Everything immediately imaginable for the outside or inside of man seemed on sale: clothing of all kinds, boots and shoes, hats and caps, glassware, iron-ware; fruits and vegetables, heaps of unripe English hazelnuts, and heaps of Spanish grapes which had failed to ripen on the way; fish, salt and fresh, and equally smelling to heaven; but, above all, flesh meats of every beast of the field and every bird of the barnyard, with great girls hewing and hacking at the carnage, and strewing the ground under their stands with hoofs and hides and claws and feathers and other less namable refuse. There was a notable absence among the hucksters of that coster class which I used to see in London twenty odd years before, or at least an absence of the swarming buttons on jackets and trousers which used to distinguish the coster. But among the customers, whose number all but forbade our passage through the street, with the noise of their feet and voices, there were, far beyond counting, those short, stubbed girls and women as typically cockney still as the costers ever were. They were of a plinth-like bigness up and down, and their kind, plain, common faces were all topped with narrow-brimmed sailor-hats, mostly black. In their jargoning hardly an aspirate was in its right place, but they looked as if their hearts were, and if no word came from their lips with its true quality, but with that curious soft London slur or twist, they doubtless spoke a sound business dialect.

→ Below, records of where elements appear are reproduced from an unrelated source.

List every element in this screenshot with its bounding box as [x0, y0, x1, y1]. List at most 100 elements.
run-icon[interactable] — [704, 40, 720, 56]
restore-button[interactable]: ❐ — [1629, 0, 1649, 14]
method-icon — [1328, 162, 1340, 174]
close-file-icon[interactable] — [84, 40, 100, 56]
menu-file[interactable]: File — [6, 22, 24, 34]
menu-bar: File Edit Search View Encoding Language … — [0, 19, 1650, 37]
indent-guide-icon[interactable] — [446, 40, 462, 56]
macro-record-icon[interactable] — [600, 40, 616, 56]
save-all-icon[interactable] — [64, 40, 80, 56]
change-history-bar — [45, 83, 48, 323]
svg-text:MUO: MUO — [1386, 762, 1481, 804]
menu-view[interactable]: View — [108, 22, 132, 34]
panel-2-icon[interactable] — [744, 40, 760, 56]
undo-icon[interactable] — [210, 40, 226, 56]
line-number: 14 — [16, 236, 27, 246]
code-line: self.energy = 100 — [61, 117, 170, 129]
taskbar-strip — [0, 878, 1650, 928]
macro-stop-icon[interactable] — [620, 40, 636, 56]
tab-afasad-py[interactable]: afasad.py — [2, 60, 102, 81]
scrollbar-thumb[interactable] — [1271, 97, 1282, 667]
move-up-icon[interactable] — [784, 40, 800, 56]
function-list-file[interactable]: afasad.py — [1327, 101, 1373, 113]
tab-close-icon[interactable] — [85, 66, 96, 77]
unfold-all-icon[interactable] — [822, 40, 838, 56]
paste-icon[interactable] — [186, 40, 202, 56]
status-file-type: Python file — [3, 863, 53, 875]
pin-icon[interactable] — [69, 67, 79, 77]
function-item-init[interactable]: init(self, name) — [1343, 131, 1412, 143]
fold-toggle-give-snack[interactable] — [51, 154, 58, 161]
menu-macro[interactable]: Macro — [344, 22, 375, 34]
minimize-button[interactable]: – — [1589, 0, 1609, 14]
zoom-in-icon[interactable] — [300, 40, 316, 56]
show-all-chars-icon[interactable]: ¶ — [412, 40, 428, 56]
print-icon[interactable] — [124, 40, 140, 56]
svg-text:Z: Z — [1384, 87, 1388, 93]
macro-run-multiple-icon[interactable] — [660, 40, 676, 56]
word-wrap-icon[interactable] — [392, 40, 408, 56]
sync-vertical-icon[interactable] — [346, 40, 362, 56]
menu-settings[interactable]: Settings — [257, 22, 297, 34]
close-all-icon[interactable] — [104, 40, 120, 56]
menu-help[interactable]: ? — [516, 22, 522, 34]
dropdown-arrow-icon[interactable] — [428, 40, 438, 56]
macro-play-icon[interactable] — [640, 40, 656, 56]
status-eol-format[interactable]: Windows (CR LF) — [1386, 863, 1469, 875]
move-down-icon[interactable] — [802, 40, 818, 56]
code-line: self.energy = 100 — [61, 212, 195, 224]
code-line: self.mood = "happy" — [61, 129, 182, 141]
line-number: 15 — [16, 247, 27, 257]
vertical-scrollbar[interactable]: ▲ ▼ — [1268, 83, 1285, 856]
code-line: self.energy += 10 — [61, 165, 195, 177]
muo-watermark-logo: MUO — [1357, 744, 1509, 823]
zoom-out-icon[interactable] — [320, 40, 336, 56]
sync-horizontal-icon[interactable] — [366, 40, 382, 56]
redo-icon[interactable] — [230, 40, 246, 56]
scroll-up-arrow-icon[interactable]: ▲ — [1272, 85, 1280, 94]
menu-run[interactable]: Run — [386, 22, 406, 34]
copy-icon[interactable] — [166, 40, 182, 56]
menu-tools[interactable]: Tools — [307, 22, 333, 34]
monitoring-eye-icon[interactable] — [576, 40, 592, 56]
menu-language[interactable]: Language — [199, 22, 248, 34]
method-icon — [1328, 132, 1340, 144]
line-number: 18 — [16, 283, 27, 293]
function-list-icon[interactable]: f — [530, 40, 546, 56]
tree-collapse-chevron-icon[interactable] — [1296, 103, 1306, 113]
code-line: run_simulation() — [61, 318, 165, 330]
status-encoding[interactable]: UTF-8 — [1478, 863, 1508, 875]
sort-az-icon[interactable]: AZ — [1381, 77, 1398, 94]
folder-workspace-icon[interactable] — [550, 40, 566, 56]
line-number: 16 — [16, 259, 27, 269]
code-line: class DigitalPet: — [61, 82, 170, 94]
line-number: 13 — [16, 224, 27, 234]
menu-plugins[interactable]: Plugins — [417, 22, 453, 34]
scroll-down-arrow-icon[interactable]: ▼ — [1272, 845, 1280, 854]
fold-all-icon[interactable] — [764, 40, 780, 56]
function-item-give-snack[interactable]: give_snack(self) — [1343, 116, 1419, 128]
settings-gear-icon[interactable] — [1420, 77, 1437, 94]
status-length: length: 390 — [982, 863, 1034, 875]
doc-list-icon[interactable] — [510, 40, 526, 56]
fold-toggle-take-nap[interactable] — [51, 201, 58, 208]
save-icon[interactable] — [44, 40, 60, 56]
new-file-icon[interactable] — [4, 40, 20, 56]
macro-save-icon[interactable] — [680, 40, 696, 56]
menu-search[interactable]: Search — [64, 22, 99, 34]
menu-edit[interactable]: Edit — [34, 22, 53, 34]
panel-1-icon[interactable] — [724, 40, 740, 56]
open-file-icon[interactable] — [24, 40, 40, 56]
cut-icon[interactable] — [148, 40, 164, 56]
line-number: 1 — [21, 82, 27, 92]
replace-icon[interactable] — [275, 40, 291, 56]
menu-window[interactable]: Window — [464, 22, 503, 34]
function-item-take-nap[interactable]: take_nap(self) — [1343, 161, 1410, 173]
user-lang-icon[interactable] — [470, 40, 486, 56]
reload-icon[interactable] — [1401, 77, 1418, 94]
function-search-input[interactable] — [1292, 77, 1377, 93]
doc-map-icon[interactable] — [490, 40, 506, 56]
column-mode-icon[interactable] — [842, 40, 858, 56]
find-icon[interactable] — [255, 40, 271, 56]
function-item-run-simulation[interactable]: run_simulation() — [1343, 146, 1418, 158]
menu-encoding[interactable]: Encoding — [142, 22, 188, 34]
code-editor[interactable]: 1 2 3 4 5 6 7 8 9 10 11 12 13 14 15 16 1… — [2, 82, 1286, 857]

When we traversed the dense body of the market and entered Roscoe Street from Whitecross, we were surprisingly soon out of its hubbub in a quiet befitting the silent sectaries, who once made so great a spiritual clamor in the world. We were going to look at the grave of George Fox, because of his relation to our colonial history in Pennsylvania and Rhode Island, and we thought it well to look into the Friends' Meeting-house on the way, for a more fitting frame of mind than we might have brought with us from Whitecross Street. A mute sexton welcomed us at the door, and held back for us the curtain of the homely quadrangular interior, where we found twoscore or more of such simple folk as Fox might have preached to in just such a place. The only difference was that they now wore artless versions of the world's present fashions in dress, and not the drabs of out-dated cut which we associate with Quakerism. But this was right, for that dress is only the antiquated simplicity of the time when Quakerism began; and the people we now saw were more fitly dressed than if they had worn it. We sat with them a quarter of an hour in the stillness which no one broke, the elders on the platform, with their brows bowed on their hands, apparently more deeply lost in it than the rest. Then we had freedom (to use their gentle Quaker parlance) to depart, and I hope we did so without offence.